ObjectiveComputed tomographic angiography (CTA) derived thrombus enhancement characteristics can predict the first pass (FP) recanalization. In this study, we analyzed whether dynamic contrast kinetics with in the clot in multiphase CTA can predict first pass (FP) recanalization following stentriever thrombectomy. MethodsAcute large vessel occlusive stroke evaluated with multiphasic CTA and underwent stentriever thrombectomy (MT) were selected. Thrombus perviousness on various phases like arterial, venous and delayed phases were calculated. Additionally, thrombus attenuation gradient (TAG) defined as average attenuation difference between adjacent phases were also evaluated and correlated with successful FP outcome (mTICI>2b). ResultsOf the 69 patients, 32/69 (46 %) had successful FP recanalization (group 1) and 37/69 (53%) required more than one attempts (group 2). The TAG showed significant difference in the arterial-plain and venous-arterial phases. The early increase in TAG was seen in group 1 in the arterial-plain phase compared to group 2 (12.6 vs. 9, P value - 0.01), which plateaued in the venous-arterial phase for group 1, while it showed further increment in the group 2 (2.1 vs 5.1, P value - 0.02).
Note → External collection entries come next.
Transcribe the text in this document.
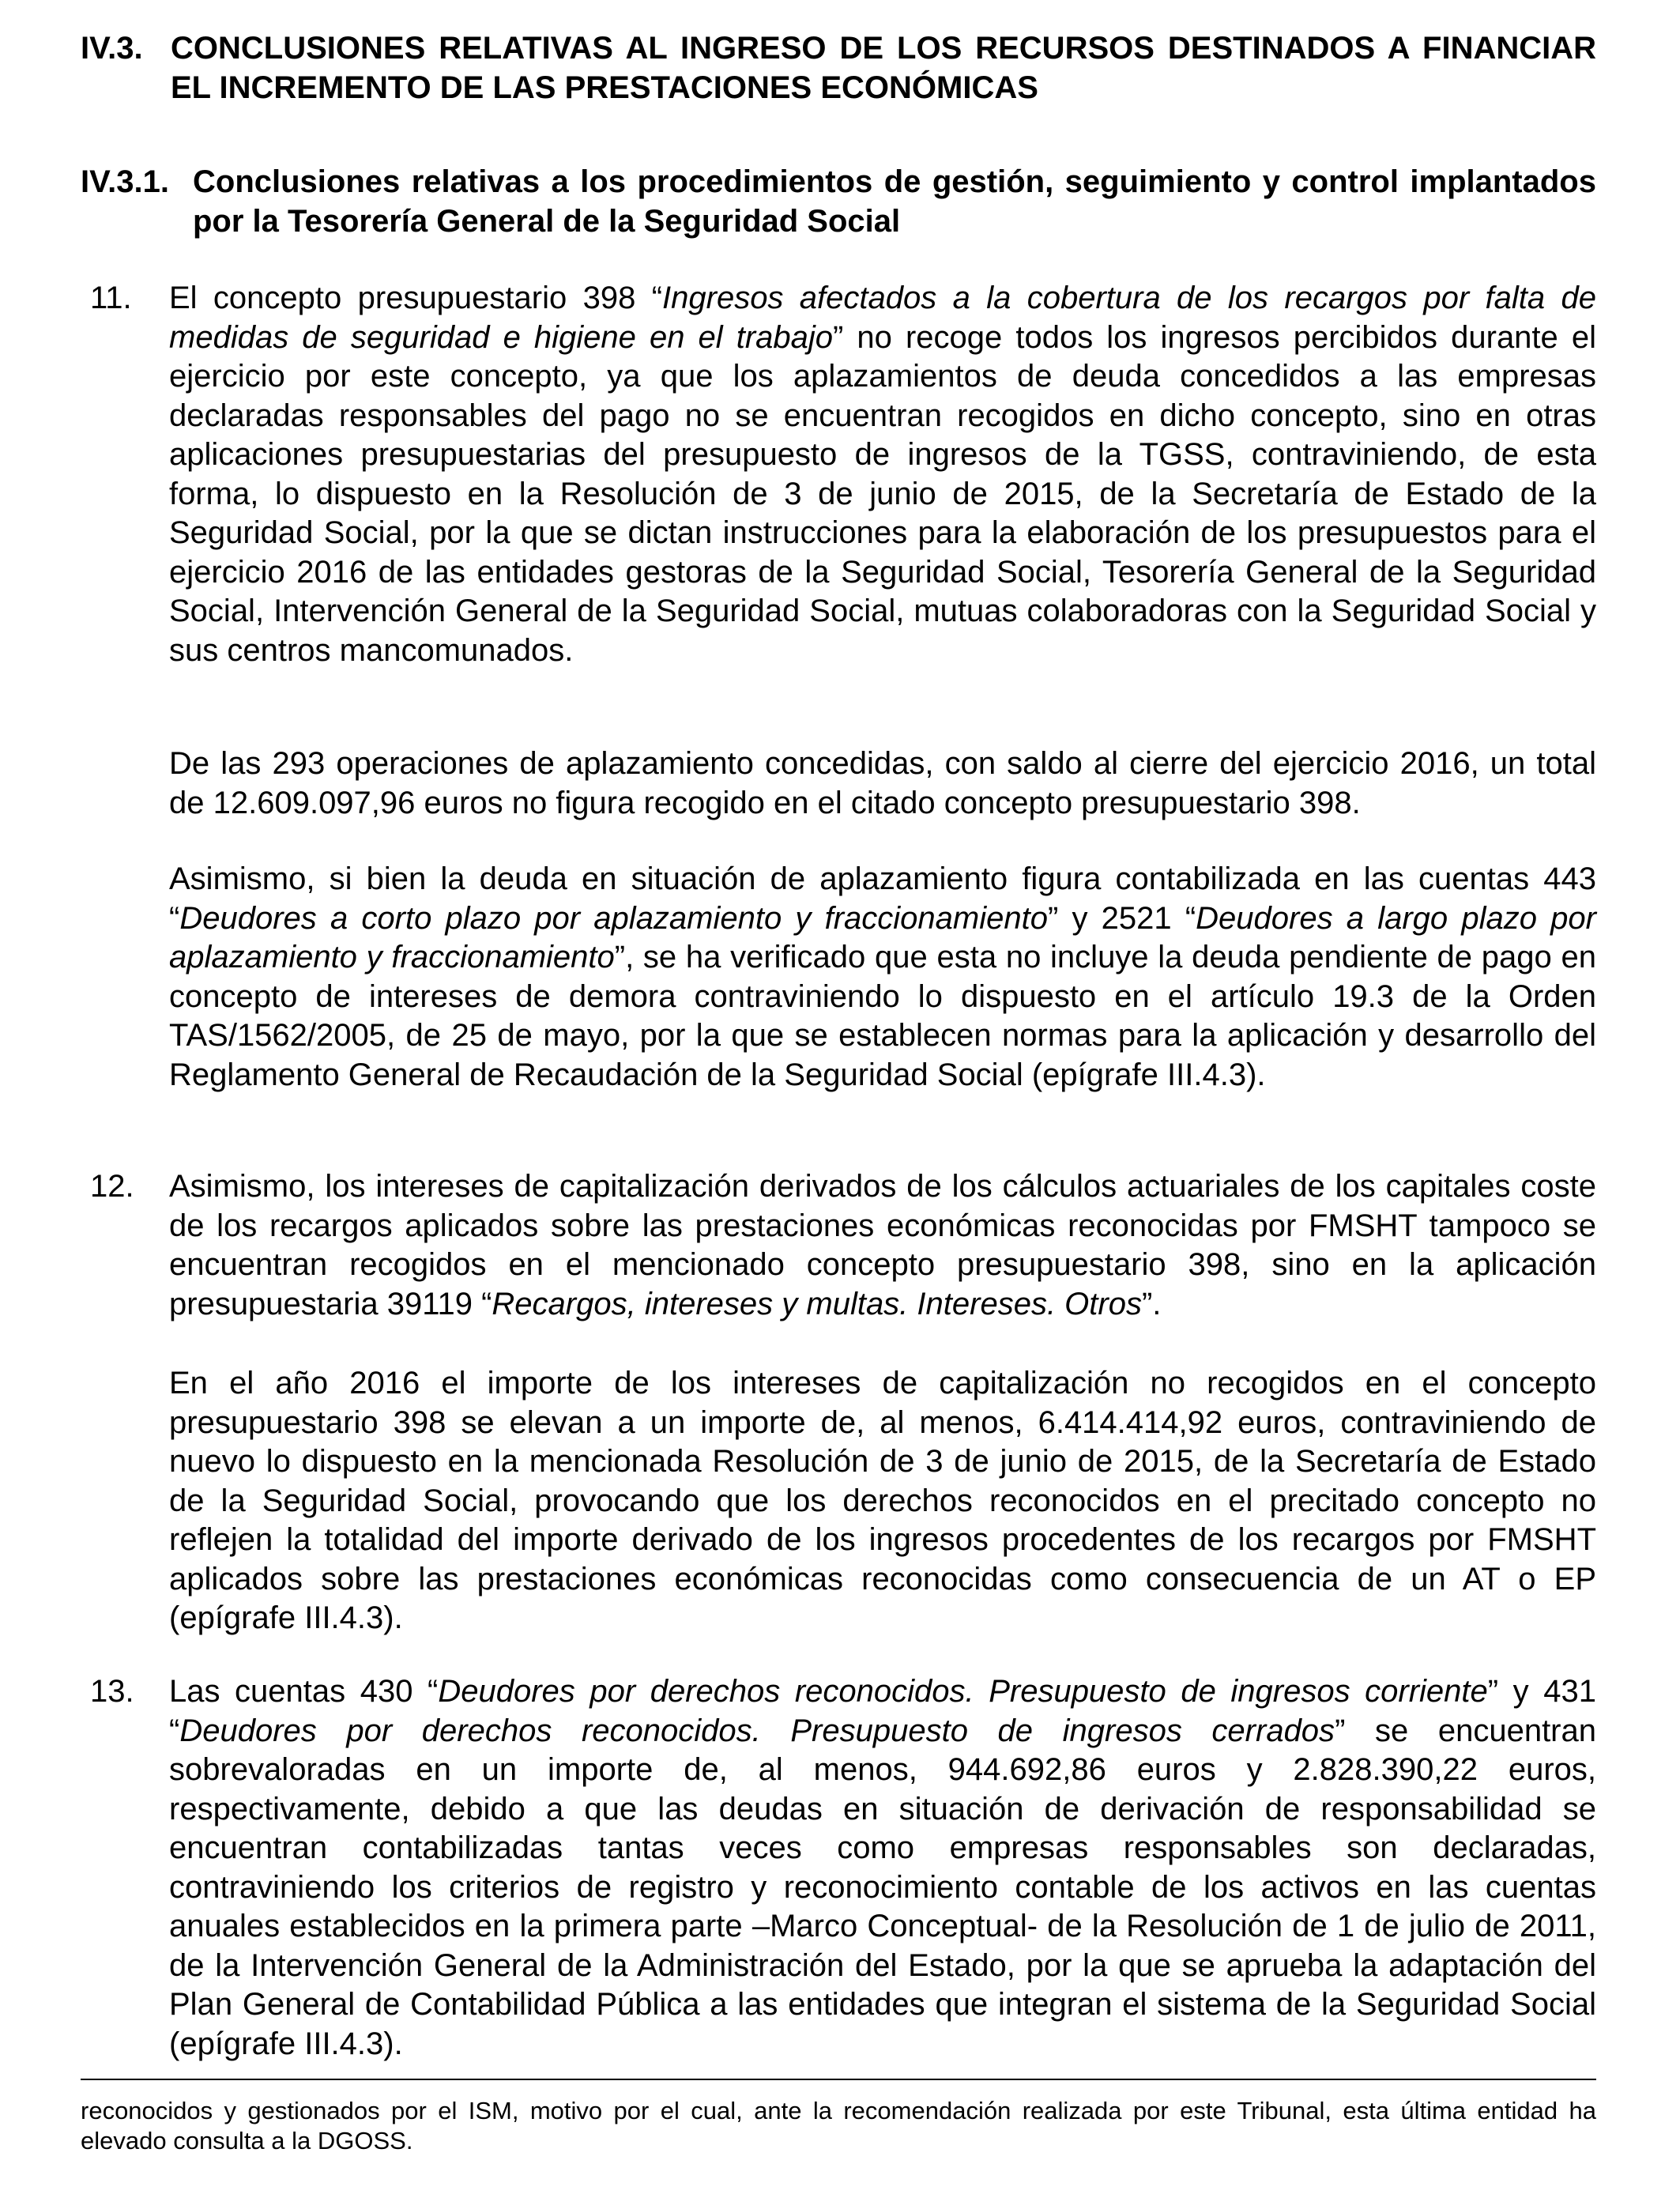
IV.3. CONCLUSIONES RELATIVAS AL INGRESO DE LOS RECURSOS DESTINADOS A FINANCIAR EL INCREMENTO DE LAS PRESTACIONES ECONÓMICAS
IV.3.1. Conclusiones relativas a los procedimientos de gestión, seguimiento y control implantados por la Tesorería General de la Seguridad Social
11. El concepto presupuestario 398 “Ingresos afectados a la cobertura de los recargos por falta de medidas de seguridad e higiene en el trabajo” no recoge todos los ingresos percibidos durante el ejercicio por este concepto, ya que los aplazamientos de deuda concedidos a las empresas declaradas responsables del pago no se encuentran recogidos en dicho concepto, sino en otras aplicaciones presupuestarias del presupuesto de ingresos de la TGSS, contraviniendo, de esta forma, lo dispuesto en la Resolución de 3 de junio de 2015, de la Secretaría de Estado de la Seguridad Social, por la que se dictan instrucciones para la elaboración de los presupuestos para el ejercicio 2016 de las entidades gestoras de la Seguridad Social, Tesorería General de la Seguridad Social, Intervención General de la Seguridad Social, mutuas colaboradoras con la Seguridad Social y sus centros mancomunados.
De las 293 operaciones de aplazamiento concedidas, con saldo al cierre del ejercicio 2016, un total de 12.609.097,96 euros no figura recogido en el citado concepto presupuestario 398.
Asimismo, si bien la deuda en situación de aplazamiento figura contabilizada en las cuentas 443 “Deudores a corto plazo por aplazamiento y fraccionamiento” y 2521 “Deudores a largo plazo por aplazamiento y fraccionamiento”, se ha verificado que esta no incluye la deuda pendiente de pago en concepto de intereses de demora contraviniendo lo dispuesto en el artículo 19.3 de la Orden TAS/1562/2005, de 25 de mayo, por la que se establecen normas para la aplicación y desarrollo del Reglamento General de Recaudación de la Seguridad Social (epígrafe III.4.3).
12. Asimismo, los intereses de capitalización derivados de los cálculos actuariales de los capitales coste de los recargos aplicados sobre las prestaciones económicas reconocidas por FMSHT tampoco se encuentran recogidos en el mencionado concepto presupuestario 398, sino en la aplicación presupuestaria 39119 “Recargos, intereses y multas. Intereses. Otros”.
En el año 2016 el importe de los intereses de capitalización no recogidos en el concepto presupuestario 398 se elevan a un importe de, al menos, 6.414.414,92 euros, contraviniendo de nuevo lo dispuesto en la mencionada Resolución de 3 de junio de 2015, de la Secretaría de Estado de la Seguridad Social, provocando que los derechos reconocidos en el precitado concepto no reflejen la totalidad del importe derivado de los ingresos procedentes de los recargos por FMSHT aplicados sobre las prestaciones económicas reconocidas como consecuencia de un AT o EP (epígrafe III.4.3).
13. Las cuentas 430 “Deudores por derechos reconocidos. Presupuesto de ingresos corriente” y 431 “Deudores por derechos reconocidos. Presupuesto de ingresos cerrados” se encuentran sobrevaloradas en un importe de, al menos, 944.692,86 euros y 2.828.390,22 euros, respectivamente, debido a que las deudas en situación de derivación de responsabilidad se encuentran contabilizadas tantas veces como empresas responsables son declaradas, contraviniendo los criterios de registro y reconocimiento contable de los activos en las cuentas anuales establecidos en la primera parte –Marco Conceptual- de la Resolución de 1 de julio de 2011, de la Intervención General de la Administración del Estado, por la que se aprueba la adaptación del Plan General de Contabilidad Pública a las entidades que integran el sistema de la Seguridad Social (epígrafe III.4.3).
reconocidos y gestionados por el ISM, motivo por el cual, ante la recomendación realizada por este Tribunal, esta última entidad ha elevado consulta a la DGOSS.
A cut-off value of 9.2 HU for arterial-plain phase (P value 0.001) and 4.2 HU (P value 0.001) for venous-arterial phase was predictive of FP effect. Combining two metrics had odds ratio of 2.8 for FP recanalization (P value 0.035). The accuracy evaluated in a validation cohort yielded 74%. Other features including histology were not significant. ConclusionTAG evaluated from multiphase CT can predict the first pass effect in stentriever thrombectomy.